La
victoria de Macron permite respirar con cierta tranquilidad a la democracia francesa
durante al menos cinco años más. Sin embargo, el mar de fondo de insatisfacción
con el actual estado de cosas por parte de los grupos sociales menos
privilegiados tiene visos de continuar, e incluso de agravarse, en el
quinquenato que se inicia estos días.
Recientemente,
he leído un par de artículos periodísticos que invitan a acometer una reflexión
muy seria sobre el actual estado de cosas. Uno
de ellos comenta la obra Le crépuscule de la
France d'en haut (El crepúsculo de la Francia de arriba)
escrito por el geógrafo Christophe Guilluy (un izquierdista celebrado por la
derecha, según se señala aquí).
Este libro denuncia las tremendas desigualdades entre la Francia de las grandes
ciudades (cosmopolita, beneficiada por la globalización) y la Francia de las
provincias. Guilly describe el ascenso de una nueva burguesía, de una nueva
clase social, con alto nivel educativo que ocupa las posiciones clave del CAC40
(equivalente al español Ibex35) y genera ese discurso legitimador de la actual sociedad
globalizada que no duda en considerar retrógrados (serían buena parte de los
votantes del Frente Nacional) a quienes no se adaptan a los nuevos tiempos.
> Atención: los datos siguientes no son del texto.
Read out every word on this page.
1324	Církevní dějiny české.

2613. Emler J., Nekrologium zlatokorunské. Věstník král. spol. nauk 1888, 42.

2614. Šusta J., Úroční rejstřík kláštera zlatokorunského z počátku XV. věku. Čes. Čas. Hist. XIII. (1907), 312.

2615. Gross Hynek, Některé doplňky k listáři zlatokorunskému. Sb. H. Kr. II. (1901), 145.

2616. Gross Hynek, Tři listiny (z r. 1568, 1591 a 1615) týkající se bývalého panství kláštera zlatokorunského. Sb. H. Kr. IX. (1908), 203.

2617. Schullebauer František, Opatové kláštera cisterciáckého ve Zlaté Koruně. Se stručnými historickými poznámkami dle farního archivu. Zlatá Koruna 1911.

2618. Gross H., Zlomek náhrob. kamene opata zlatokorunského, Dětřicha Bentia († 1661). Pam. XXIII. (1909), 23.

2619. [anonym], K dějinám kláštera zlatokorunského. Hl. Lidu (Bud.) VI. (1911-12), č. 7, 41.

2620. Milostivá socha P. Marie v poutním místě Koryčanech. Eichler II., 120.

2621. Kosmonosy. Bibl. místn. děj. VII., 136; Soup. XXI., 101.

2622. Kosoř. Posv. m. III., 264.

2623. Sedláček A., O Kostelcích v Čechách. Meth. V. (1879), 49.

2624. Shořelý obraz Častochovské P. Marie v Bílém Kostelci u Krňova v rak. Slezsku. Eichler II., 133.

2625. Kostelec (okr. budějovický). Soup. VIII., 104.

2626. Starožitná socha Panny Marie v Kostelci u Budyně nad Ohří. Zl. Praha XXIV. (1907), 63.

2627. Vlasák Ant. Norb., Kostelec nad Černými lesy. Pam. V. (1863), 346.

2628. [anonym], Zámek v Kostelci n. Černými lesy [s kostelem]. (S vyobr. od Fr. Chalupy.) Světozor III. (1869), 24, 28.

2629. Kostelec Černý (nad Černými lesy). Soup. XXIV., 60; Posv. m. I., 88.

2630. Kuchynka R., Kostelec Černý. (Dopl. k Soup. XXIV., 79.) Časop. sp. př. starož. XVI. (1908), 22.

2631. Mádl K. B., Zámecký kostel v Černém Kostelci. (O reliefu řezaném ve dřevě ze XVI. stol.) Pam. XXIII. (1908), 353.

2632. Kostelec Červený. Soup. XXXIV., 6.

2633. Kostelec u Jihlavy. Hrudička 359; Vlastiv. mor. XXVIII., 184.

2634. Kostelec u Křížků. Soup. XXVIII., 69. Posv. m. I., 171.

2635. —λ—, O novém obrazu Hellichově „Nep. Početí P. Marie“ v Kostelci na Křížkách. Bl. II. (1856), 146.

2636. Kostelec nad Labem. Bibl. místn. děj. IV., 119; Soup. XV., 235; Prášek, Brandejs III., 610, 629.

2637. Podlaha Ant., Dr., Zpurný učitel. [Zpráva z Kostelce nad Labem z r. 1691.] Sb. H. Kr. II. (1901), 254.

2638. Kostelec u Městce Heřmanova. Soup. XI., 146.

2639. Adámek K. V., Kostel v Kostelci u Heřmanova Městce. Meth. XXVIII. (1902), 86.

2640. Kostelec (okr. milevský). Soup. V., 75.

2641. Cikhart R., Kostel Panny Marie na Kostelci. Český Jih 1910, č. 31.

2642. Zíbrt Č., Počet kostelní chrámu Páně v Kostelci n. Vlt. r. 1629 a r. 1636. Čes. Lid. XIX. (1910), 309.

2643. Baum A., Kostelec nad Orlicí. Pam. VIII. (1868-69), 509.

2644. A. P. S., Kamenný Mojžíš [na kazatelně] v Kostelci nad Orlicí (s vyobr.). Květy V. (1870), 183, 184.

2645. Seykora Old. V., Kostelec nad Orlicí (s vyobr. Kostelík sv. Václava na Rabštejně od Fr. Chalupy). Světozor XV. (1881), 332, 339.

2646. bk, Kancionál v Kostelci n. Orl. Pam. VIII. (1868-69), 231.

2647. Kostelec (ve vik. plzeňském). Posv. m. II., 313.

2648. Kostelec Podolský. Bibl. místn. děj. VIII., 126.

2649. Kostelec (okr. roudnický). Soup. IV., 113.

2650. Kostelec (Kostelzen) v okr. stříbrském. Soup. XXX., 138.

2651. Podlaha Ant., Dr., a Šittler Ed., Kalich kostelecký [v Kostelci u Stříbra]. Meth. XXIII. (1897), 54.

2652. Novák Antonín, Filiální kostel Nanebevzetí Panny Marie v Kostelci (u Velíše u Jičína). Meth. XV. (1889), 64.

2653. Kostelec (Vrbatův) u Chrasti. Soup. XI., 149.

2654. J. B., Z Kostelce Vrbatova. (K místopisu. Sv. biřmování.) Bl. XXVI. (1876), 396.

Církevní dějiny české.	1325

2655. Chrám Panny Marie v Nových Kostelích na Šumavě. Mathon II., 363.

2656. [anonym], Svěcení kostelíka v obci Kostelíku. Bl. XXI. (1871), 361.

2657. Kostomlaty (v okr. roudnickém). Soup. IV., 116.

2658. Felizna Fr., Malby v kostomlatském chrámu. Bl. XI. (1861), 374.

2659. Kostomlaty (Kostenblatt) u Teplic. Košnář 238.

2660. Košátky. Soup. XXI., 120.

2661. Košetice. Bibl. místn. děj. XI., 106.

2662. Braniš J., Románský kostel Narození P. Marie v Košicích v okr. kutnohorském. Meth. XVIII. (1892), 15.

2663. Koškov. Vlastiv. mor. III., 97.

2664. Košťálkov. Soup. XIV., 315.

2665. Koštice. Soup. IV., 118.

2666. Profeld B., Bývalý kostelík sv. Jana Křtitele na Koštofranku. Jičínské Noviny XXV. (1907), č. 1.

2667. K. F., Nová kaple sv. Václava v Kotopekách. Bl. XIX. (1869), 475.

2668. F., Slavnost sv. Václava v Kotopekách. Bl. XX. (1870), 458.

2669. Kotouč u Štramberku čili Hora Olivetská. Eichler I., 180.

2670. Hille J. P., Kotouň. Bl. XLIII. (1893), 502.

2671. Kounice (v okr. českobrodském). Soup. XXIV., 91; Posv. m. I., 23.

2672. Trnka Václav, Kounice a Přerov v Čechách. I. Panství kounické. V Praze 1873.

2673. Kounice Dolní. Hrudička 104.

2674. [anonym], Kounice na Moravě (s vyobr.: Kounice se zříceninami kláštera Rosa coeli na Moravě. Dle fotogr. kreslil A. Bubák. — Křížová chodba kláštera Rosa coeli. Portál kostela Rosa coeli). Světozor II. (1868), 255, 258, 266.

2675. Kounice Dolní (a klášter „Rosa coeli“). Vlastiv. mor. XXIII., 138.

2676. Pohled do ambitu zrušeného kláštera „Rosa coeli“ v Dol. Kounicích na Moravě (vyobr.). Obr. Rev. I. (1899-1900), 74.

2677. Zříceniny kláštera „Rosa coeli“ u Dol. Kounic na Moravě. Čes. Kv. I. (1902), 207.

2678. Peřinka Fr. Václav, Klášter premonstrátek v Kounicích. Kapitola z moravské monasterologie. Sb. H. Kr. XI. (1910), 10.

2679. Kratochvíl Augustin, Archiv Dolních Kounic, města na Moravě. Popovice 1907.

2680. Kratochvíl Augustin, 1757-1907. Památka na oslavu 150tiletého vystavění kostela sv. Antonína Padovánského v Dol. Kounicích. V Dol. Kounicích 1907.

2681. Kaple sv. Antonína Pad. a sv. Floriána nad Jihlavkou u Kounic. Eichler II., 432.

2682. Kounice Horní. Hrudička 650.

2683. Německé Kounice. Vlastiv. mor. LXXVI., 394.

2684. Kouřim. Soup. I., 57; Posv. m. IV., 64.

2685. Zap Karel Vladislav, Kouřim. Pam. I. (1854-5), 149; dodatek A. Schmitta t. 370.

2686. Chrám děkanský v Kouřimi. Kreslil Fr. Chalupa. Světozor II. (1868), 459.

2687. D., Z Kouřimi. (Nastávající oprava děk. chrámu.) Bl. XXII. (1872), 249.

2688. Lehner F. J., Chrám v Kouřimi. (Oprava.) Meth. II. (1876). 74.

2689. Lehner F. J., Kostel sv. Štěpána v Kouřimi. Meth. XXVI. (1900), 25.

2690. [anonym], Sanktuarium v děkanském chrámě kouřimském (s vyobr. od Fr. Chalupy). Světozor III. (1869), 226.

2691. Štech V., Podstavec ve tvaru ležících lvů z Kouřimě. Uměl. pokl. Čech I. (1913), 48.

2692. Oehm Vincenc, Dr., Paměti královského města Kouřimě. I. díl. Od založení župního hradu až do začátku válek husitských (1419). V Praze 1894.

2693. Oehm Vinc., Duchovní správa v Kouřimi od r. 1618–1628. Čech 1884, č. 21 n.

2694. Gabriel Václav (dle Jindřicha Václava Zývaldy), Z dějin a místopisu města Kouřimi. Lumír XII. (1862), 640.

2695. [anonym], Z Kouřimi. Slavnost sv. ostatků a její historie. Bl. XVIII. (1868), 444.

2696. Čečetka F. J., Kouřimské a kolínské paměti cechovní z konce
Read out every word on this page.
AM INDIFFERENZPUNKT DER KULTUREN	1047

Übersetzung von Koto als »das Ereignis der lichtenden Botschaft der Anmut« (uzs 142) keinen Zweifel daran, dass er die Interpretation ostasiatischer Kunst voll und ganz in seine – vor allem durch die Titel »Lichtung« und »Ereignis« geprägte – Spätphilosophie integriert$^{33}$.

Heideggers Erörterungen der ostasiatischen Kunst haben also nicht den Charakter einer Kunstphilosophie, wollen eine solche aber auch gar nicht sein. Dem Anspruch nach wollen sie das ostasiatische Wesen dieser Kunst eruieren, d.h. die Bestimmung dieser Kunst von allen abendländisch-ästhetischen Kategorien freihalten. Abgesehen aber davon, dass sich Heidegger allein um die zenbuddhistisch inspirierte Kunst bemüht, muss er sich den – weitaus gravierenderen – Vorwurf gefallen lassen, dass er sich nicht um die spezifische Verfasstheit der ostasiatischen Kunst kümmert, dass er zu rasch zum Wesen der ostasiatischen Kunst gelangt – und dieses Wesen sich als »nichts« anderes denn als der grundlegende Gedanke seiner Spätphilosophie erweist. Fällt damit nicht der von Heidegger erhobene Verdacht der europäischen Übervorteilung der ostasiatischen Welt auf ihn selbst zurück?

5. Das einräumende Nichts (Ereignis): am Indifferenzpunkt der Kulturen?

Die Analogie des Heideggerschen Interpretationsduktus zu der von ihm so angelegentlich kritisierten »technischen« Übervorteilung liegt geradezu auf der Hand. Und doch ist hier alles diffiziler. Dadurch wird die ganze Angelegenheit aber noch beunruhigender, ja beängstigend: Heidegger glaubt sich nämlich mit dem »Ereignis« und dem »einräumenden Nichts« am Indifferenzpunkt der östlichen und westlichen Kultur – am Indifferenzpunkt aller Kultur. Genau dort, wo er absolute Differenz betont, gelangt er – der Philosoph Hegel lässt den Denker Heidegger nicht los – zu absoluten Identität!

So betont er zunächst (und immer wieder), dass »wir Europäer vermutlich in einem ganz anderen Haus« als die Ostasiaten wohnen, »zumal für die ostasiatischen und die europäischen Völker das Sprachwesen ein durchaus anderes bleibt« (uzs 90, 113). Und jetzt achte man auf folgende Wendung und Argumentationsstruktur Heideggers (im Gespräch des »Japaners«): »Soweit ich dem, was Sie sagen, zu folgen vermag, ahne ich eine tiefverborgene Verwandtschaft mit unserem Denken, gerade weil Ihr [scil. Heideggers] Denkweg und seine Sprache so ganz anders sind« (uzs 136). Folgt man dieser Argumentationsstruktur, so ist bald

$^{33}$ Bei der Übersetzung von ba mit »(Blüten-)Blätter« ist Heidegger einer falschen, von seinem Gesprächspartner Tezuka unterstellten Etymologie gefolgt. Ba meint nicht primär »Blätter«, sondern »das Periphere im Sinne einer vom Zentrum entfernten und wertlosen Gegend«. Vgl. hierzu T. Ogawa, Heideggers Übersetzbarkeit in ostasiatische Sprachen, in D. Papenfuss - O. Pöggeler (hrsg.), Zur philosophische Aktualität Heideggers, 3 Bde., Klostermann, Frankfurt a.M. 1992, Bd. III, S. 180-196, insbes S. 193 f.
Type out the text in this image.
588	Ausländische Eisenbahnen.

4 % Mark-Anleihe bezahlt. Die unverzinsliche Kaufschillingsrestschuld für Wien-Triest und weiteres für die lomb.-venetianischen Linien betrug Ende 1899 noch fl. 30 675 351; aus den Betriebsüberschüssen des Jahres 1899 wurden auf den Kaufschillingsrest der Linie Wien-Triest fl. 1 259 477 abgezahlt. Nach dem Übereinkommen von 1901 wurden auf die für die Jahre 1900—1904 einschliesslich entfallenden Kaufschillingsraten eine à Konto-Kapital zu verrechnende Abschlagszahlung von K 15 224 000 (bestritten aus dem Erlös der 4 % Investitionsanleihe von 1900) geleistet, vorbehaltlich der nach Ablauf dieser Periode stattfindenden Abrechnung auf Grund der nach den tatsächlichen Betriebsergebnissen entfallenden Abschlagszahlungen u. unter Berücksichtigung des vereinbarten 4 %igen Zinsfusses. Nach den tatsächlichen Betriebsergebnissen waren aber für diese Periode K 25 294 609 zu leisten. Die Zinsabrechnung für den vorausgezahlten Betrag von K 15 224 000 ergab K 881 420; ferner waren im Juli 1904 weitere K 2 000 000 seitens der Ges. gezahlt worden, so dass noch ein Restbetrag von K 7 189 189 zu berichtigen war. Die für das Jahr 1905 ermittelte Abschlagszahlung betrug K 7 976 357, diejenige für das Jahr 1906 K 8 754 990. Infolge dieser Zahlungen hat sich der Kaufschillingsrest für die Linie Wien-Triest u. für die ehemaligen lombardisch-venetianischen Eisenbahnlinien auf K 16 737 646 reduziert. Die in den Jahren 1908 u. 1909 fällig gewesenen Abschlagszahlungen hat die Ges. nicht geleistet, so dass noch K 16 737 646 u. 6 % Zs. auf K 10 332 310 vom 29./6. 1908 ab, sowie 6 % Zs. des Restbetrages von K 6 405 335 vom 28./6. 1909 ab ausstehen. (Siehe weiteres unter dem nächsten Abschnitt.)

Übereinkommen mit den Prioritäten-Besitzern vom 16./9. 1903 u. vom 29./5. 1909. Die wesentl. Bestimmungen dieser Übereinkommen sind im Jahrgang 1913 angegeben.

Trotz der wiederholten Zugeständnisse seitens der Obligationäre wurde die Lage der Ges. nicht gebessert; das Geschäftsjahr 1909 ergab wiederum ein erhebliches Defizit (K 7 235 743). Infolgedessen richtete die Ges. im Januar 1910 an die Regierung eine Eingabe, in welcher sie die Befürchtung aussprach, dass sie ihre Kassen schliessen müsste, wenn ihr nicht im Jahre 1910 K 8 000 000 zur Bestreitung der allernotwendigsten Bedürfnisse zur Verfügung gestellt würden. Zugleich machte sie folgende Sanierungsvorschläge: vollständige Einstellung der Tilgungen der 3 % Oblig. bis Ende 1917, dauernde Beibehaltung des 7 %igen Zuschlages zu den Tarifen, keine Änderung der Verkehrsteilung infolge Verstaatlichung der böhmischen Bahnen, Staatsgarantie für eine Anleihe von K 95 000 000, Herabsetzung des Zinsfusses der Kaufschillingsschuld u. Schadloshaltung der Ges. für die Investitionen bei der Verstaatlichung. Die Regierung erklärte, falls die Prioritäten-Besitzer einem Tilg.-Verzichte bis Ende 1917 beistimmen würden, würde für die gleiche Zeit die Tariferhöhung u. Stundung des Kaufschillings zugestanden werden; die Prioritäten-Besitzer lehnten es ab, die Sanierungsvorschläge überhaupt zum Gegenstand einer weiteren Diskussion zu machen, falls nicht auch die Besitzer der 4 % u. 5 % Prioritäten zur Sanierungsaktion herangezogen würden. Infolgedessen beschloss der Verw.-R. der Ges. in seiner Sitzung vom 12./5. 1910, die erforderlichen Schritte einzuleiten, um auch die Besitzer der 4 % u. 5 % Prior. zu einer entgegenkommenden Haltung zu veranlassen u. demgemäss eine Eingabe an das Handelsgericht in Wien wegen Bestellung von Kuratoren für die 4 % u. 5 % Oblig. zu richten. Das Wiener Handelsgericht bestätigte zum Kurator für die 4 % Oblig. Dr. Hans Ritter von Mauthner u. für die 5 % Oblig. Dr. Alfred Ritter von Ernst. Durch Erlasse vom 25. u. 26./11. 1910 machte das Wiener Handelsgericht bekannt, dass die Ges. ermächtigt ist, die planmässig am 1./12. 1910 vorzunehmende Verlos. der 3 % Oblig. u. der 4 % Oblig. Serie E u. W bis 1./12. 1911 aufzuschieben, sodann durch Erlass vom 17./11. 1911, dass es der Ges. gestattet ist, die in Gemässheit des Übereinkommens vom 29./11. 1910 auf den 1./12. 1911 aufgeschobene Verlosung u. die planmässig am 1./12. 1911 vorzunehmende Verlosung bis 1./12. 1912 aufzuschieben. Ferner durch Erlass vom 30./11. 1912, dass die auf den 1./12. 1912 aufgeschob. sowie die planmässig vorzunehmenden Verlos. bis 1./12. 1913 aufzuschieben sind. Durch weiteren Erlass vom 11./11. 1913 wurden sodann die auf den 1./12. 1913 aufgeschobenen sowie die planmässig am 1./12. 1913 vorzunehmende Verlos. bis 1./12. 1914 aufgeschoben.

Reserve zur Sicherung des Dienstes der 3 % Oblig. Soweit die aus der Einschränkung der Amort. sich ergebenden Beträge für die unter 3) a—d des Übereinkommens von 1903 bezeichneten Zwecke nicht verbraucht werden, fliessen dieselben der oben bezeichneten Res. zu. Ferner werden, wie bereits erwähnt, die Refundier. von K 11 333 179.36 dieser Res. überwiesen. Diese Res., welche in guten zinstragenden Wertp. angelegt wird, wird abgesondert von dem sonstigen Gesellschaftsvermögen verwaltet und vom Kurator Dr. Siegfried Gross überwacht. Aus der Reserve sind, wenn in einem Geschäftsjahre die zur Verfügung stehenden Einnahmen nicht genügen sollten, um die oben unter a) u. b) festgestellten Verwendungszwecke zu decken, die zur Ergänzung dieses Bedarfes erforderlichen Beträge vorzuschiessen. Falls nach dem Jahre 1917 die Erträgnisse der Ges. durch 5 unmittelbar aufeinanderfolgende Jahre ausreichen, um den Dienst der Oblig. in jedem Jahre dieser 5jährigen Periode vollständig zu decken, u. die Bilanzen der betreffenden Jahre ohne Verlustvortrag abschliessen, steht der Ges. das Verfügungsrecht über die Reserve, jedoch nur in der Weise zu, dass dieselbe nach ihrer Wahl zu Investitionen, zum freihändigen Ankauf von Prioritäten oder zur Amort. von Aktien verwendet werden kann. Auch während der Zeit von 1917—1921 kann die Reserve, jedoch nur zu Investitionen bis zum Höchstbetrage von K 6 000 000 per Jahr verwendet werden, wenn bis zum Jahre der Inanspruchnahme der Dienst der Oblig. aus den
Es un
tipo de narrativa que recuerda mucho al supuesto espíritu modernizador del que
hacen gala tantos dirigentes del PP, especialmente los más jóvenes.
El otro artículo ha sido publicado
en el New
York Times por el novelista francés Edouard Louis con el significativo
título de “¿Por qué mi padre vota a Le Pen?”. Louis describe su infancia en un
pequeño pueblo del norte de Francia en el que la práctica totalidad de la
población trabajaba en la misma fábrica. Su padre dejó de trabajar antes de los
despidos masivos debido a un terrible accidente laboral que terminó por llevar
a la pobreza a su familia (completada con una madre ama de casa y cuatro
hermanos más). Antes de aprender a leer, Louis –nacido en la década de los
noventa- ya sabía lo que era pasar hambre y tener que ir a casa de sus tíos
para pedir comida. A los dieciocho años tuvo la suerte de convertirse en
estudiante de Filosofía en París (fue el primer miembro de su familia en llegar
a la universidad). El contraste entre el ambiente parisino y el de su localidad
natal, le llevó a escribir un libro sobre su experiencia personal en el norte
de Francia. En un muestra clara de la preocupante ignorancia de que hace gala
la Francia acomodada de la otra Francia, el primer editor –parisino, para más
señas- rechazó el manuscrito aduciendo
que la pobreza descrita en su novela había dejado de existir hacía más de un
siglo. No es extraño que Louis considerase que la gente de la que se habla en
las noticias no es nunca la de su infancia y adolescencia. Toda su familia vota
a Le Pen –antes al padre y ahora a su hija- y lo hace, entre otros posibles
motivos, en un intento claro de luchar por la visibilidad social que alimenta
la demagogia del Frente Nacional –en claro paralelismo con la practicada al
otro lado del Atlántico por Trump-. El partido socialista hace tiempo que dejó
de hablar de la desigualdad de clase o de la pobreza para refugiarse en un
lenguaje tecnocrático que oculta su genuflexión ante el neoliberalismo.
En estas condiciones, y tal como se
puede ver en el cuadro
de más abajo, nada tiene de extraño que Le Pen haya obtenido más votos
entre la clase obrera que Macron (56% frente a un 44%).